I fully expected horrible news about my ultrasound, but that was fine. A benign complex cyst had become a squatter on my right ovary. But the mammogram? That opened a huge can of worms. Microcalcifications on the left breast, an imaging technician who looked more than a little devastated, a radiologist who kept saying, “There’s a lot I find suspicious about these images”—I knew in my heart where this was headed. As for me, I wanted to head to Mexico and forget all about this. Just me and a beach and an umbrella drink.
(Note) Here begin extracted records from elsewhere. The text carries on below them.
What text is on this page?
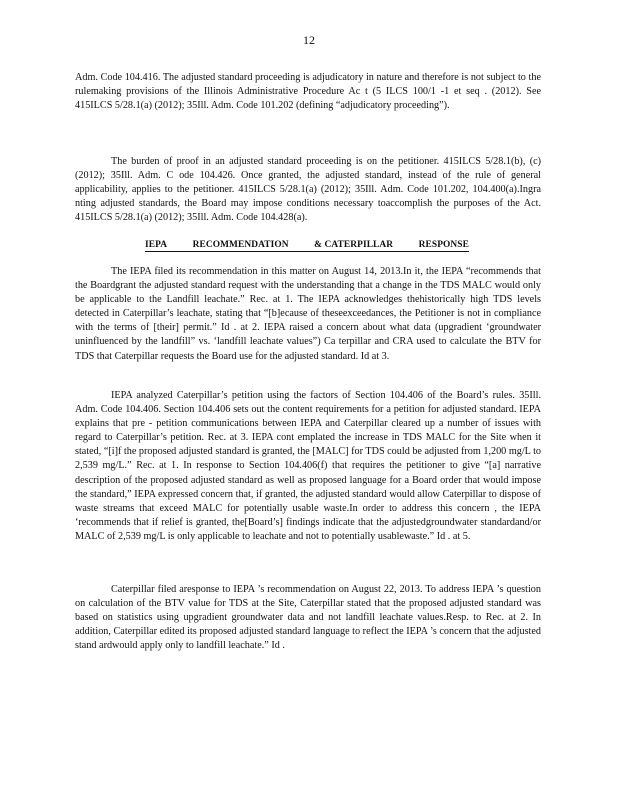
12

Adm. Code 104.416. The adjusted standard proceeding is adjudicatory in nature and therefore is not subject to the rulemaking provisions of the Illinois Administrative Procedure Ac t (5 ILCS 100/1 -1 et seq . (2012). See 415ILCS 5/28.1(a) (2012); 35Ill. Adm. Code 101.202 (defining “adjudicatory proceeding”).

The burden of proof in an adjusted standard proceeding is on the petitioner. 415ILCS 5/28.1(b), (c) (2012); 35Ill. Adm. C ode 104.426. Once granted, the adjusted standard, instead of the rule of general applicability, applies to the petitioner. 415ILCS 5/28.1(a) (2012); 35Ill. Adm. Code 101.202, 104.400(a).Ingra nting adjusted standards, the Board may impose conditions necessary toaccomplish the purposes of the Act. 415ILCS 5/28.1(a) (2012); 35Ill. Adm. Code 104.428(a).

IEPA	RECOMMENDATION	& CATERPILLAR	RESPONSE

The IEPA filed its recommendation in this matter on August 14, 2013.In it, the IEPA “recommends that the Boardgrant the adjusted standard request with the understanding that a change in the TDS MALC would only be applicable to the Landfill leachate.” Rec. at 1. The IEPA acknowledges thehistorically high TDS levels detected in Caterpillar’s leachate, stating that “[b]ecause of theseexceedances, the Petitioner is not in compliance with the terms of [their] permit.” Id . at 2. IEPA raised a concern about what data (upgradient ‘groundwater uninfluenced by the landfill” vs. ‘landfill leachate values”) Ca terpillar and CRA used to calculate the BTV for TDS that Caterpillar requests the Board use for the adjusted standard. Id at 3.

IEPA analyzed Caterpillar’s petition using the factors of Section 104.406 of the Board’s rules. 35Ill. Adm. Code 104.406. Section 104.406 sets out the content requirements for a petition for adjusted standard. IEPA explains that pre - petition communications between IEPA and Caterpillar cleared up a number of issues with regard to Caterpillar’s petition. Rec. at 3. IEPA cont emplated the increase in TDS MALC for the Site when it stated, “[i]f the proposed adjusted standard is granted, the [MALC] for TDS could be adjusted from 1,200 mg/L to 2,539 mg/L.” Rec. at 1. In response to Section 104.406(f) that requires the petitioner to give “[a] narrative description of the proposed adjusted standard as well as proposed language for a Board order that would impose the standard,” IEPA expressed concern that, if granted, the adjusted standard would allow Caterpillar to dispose of waste streams that exceed MALC for potentially usable waste.In order to address this concern , the IEPA ‘recommends that if relief is granted, the[Board’s] findings indicate that the adjustedgroundwater standardand/or MALC of 2,539 mg/L is only applicable to leachate and not to potentially usablewaste.” Id . at 5.

Caterpillar filed aresponse to IEPA ’s recommendation on August 22, 2013. To address IEPA ’s question on calculation of the BTV value for TDS at the Site, Caterpillar stated that the proposed adjusted standard was based on statistics using upgradient groundwater data and not landfill leachate values.Resp. to Rec. at 2. In addition, Caterpillar edited its proposed adjusted standard language to reflect the IEPA ’s concern that the adjusted stand ardwould apply only to landfill leachate.” Id .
Sure enough, on October 2, 2013, after a breast ultrasound and three biopsies, I was diagnosed with bilateral breast cancer, or cancer in both breasts at the age of 36. I had none of the telltale signs of breast cancer experts always warn you about: nipple discharge, dimpling of the skin, a lump—nothing. All I can say is, thank God for that cyst. I would have never ended up in my doctor’s office otherwise. Subsequent testing would also reveal just how lucky I was: positive for a BRCA2 mutation. Turns out my dad didn’t just give me his baby blues and sense of humor!
And thus began the whirlwind of treatments: double mastectomy, immediate DIEP flap reconstruction, 4½ months of chemotherapy, a total hysterectomy and oophorectomy, nipple reconstruction and areola tattooing. I managed to cram almost all of this into a single year. Never let it be said that I’m not motivated! It wasn't easy, but thanks to a strong support network of family and friends, I managed to work and still be there for my two young children.
Also during this time, I began my role as breast cancer advocate. I started chronicling my “cancerventure” on my blog, Breaking Breast Cancer, which helped me keep my sanity while providing a safe haven for my obscenity-laced diatribes (usually directed at cancer and my insurance company). But more importantly, the blog allowed me to be real about the whole breast cancer experience, from the perspective of a woman diagnosed under the age of 40.
Today, I’m a New York State Leader for the Young Survival Coalition (I found YSC’s Newly Diagnosed Treatment Navigator great for answering lingering questions and organizing the “War and Peace”-sized stack of medical paperwork I had accumulated) and will be riding in my first Tour de Pink 200-mile bike ride in September 2016.
So to all the newly diagnosed young ladies out there, know this: There is a light at the end of the tunnel. You just have to traverse what seems like a long and bumpy road to get there. But you will get there. Promise.